[RFC] vectorize reducer
chenqin opened this issue · 11 comments
Hi Folks,
We got some first hand results from running reducer in parallel with openmp. In light of hacky nature and thread "abuse" in previously proposed solution. I think it might worth a bit discussion before we move forward.
Why we address this problem, really?
Short answer is we have seen user running larger reducer exceed general guided depth 6-8. Per iteration speed got hit hard in distributed training as we sync on every depth on each iteration.
What is the problem, precisely?
compiler will have hard time figure out data-flow and alignment when it tried to vectorize it.
How do we plan to address this problem?
We have 3 options
-
OpenMP simd pragma
pro is this is a proven solution which might less likely see bugs or issues given it's well supported.
more detail here http://hpac.rwth-aachen.de/teaching/pp-16/material/08.OpenMP-4.pdf con is this would introduce openmp4 dependency. -
use vector class https://github.com/vectorclass/version2 pro is we can use this as testing ground and optimize xgb as a whole.
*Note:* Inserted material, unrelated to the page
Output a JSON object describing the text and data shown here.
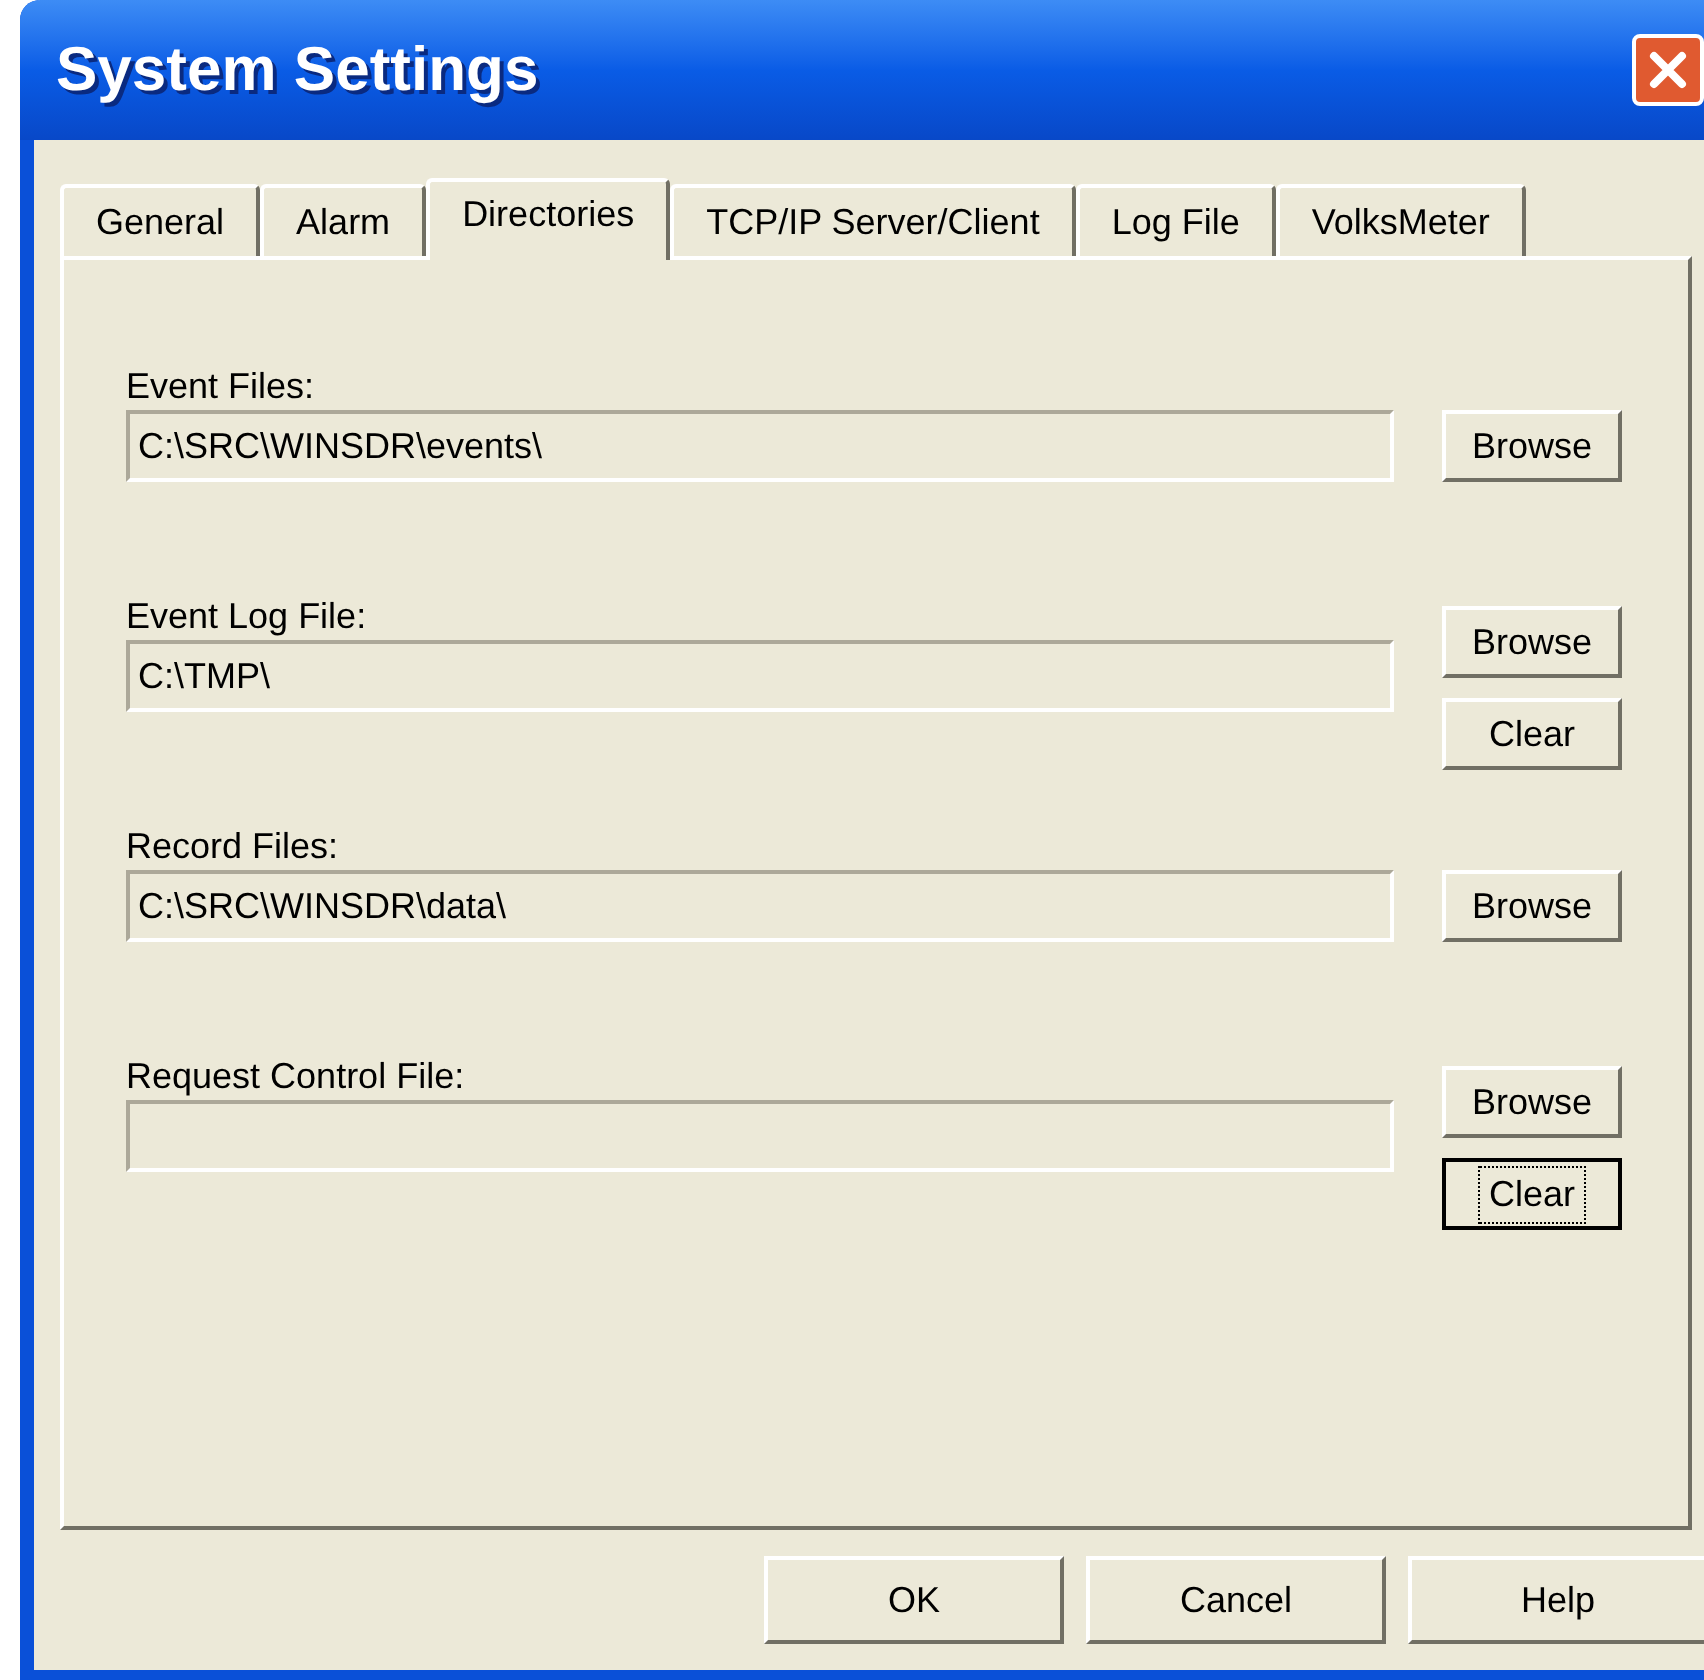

The con is this is a pretty new project, given it's experimental nature, we might run into various of bugs and issues.
-
hand tune loop and use compiler vectorization, pro is we control how we do it under gcc, con is this will make code less maintainable on various of platforms.
https://stackoverflow.com/questions/32000917/c-loop-optimization-help-for-final-assignment-with-compiler-optimization-disabl
For now, I would propose we choose least resistance path and go with openmp simd.
Thanks,
Chen
Can we try simple async first?
Can we elaborate asynchronous suggestion more? We might look at different things.
Alllreduce semantic is synchronized blocking call. It’s generally higher performance if we allow higher out of order executions or simply drop slowest updates like PS does.
However, this put ourselves in the risk of miss out key updates and affects one tree. Yes, those trees compliment each other so eventually might be okay. But we need to call out loud if we decide to do so.
For networking layer, we can definitely do reduce in streaming fashion. If that’s what you suggested.
I'm not sure which loop you want to vectorize. Could you be more specific? We can use async to achieve something similar to omp. In my experience in some cases it's faster than omp because we have explicit control over blocking.
I'm not sure which loop you want to vectorize. Could you be more specific?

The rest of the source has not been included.